Même travail, et mêmes résultats côté sonore, où Infinity Ward a aussi investi dans une nouvelle technologie. Finies les sensations un peu « légères » de ce côté-là dans les anciens « CoD ». Désormais parfaitement spatialisé, plus sec et plus métallique, le son des armes, des tirs et des explosions concourt désormais à rendre l’expérience Call of Duty totalement imersive.

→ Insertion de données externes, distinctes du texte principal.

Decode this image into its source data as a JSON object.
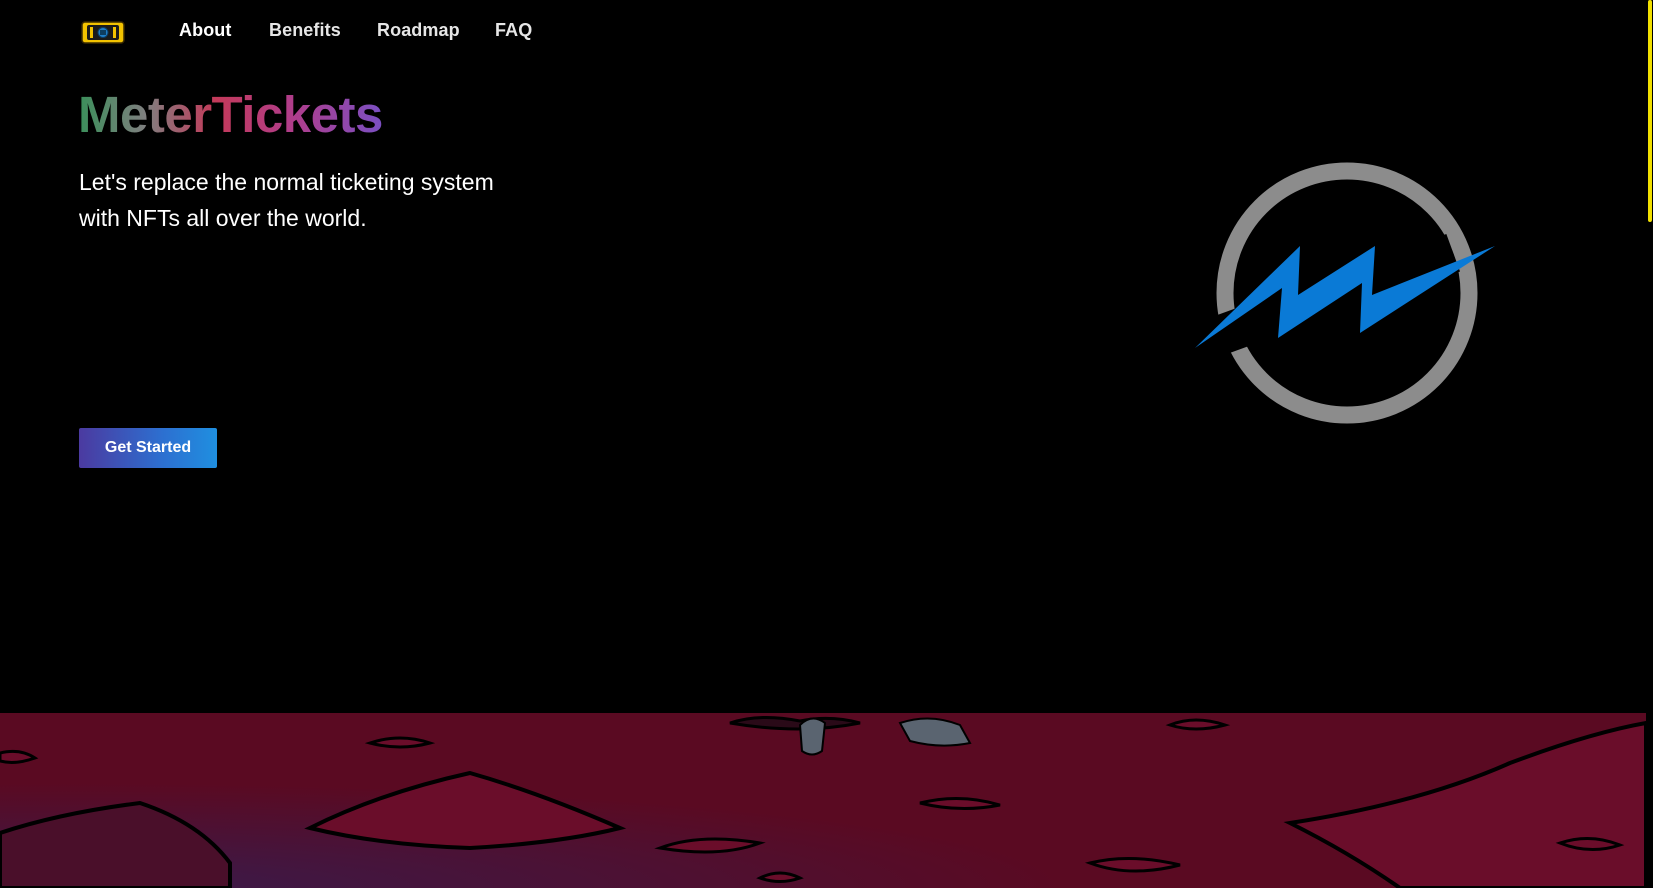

Un aboutissement logique, et parfaitement en ligne avec la philosophie du jeu : faire vivre au joueur l’expérience de la guerre dans toute sa vérité : excitante et prenante, certes. Mais brutale et salé, aussi…

 

Call of Duty : Modern Warfare : en mode compétition

10, 20, 30 ? Une fuite (à prendre donc avec des pincettes) annonce rien moins que 34 modes de jeu différent sur ce Call of Duty : Modern Warfare. Si le chiffre total n’est pas certain, une chose est avérée : le jeu disposera de très nombreuses options, notamment en multijoueur, pour offrir une durabilité maximale.

 

Un jeu « multi » avant tout

Parmi ces innombrables modes de jeu, on retrouve bien sûr les 3 piliers d’un « CoD » : la campagne solo, les parties en mode coopération, et le multijoueur. Quelques anciens modes de jeu « coop » disparaissant cette année (notamment parce qu’ils ne cadraient pas avec la philosophie réaliste de de Modern Warfare nouvelle génération) : pas de mode « Zombie », ni de « Blackout ».

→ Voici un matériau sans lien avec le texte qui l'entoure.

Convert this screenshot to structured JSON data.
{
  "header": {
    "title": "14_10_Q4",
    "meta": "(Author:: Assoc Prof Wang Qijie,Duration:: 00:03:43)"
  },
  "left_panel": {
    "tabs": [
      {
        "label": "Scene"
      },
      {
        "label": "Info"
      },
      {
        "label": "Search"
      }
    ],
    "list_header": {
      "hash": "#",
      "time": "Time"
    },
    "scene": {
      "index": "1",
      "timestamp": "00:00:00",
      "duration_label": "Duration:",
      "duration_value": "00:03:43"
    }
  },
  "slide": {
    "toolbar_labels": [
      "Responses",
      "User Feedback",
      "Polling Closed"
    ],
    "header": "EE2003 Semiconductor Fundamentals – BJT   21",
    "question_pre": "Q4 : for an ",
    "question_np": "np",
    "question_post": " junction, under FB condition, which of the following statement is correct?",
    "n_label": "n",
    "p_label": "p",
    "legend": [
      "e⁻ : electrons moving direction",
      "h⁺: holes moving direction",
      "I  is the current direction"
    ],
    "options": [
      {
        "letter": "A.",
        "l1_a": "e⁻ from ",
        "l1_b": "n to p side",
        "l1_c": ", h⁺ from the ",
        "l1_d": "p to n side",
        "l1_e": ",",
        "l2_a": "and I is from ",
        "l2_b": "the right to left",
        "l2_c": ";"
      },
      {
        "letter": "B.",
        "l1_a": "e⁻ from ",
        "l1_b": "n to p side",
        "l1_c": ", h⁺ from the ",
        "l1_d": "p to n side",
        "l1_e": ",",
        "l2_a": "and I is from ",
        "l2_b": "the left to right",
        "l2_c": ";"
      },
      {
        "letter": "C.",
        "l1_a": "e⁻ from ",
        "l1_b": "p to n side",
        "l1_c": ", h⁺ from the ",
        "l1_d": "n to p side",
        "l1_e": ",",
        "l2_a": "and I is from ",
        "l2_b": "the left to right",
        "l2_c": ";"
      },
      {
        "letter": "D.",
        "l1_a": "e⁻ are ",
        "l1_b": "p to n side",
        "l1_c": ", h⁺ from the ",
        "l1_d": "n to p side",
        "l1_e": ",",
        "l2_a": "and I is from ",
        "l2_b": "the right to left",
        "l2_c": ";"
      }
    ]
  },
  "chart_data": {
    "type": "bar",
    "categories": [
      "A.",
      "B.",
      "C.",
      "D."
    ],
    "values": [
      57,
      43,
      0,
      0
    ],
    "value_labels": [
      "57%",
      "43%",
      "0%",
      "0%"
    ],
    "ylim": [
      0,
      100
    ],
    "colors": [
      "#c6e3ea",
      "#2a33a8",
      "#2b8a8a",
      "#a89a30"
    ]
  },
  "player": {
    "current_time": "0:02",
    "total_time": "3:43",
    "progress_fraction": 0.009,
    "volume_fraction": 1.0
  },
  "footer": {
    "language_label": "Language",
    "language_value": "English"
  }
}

En véritable star des arènes e-sport, c’est avant tout sur les modes « multijoueur » que ce nouvel épisode de la saga a en réalité mis le paquet.

 

Du 2 contre 2 au… 32 contre 32

En petites « teams » soudée, ou via des affrontements à grande échelle, Call of Duty : Modern Warfare offre donc des possibilité immenses d’affrontements, au cours desquels la complémentarité des joueurs et l’esprit d’équipe feront toute la différence !

Des mini-missions en mode escarmouche ou recherche et sauvetage à deux contre deux, où les groupes soudés feront merveille, au mode Guerre Terrestre où il s’agira de se coordonner en escouade de 32 gamers, le choix est vaste. Le mode-roi reste néanmoins le 6 contre 6, dans lequel les développeurs ont introduit de nombreses variantes. L’objectif : donner un bonus aux joueurs qui excellent non seulement dans l’exercice du tir, mais aussi dans la tactique.

 

Express, long, en petit ou en grand comité… une multitude de gameplay

Dernier aspect notable de ce dernier Call of Duty : la variété des missions. Courtes ou longues, en petit comité ou au sein d’équipes nombreuses… Call of Duty : Modern Warfare.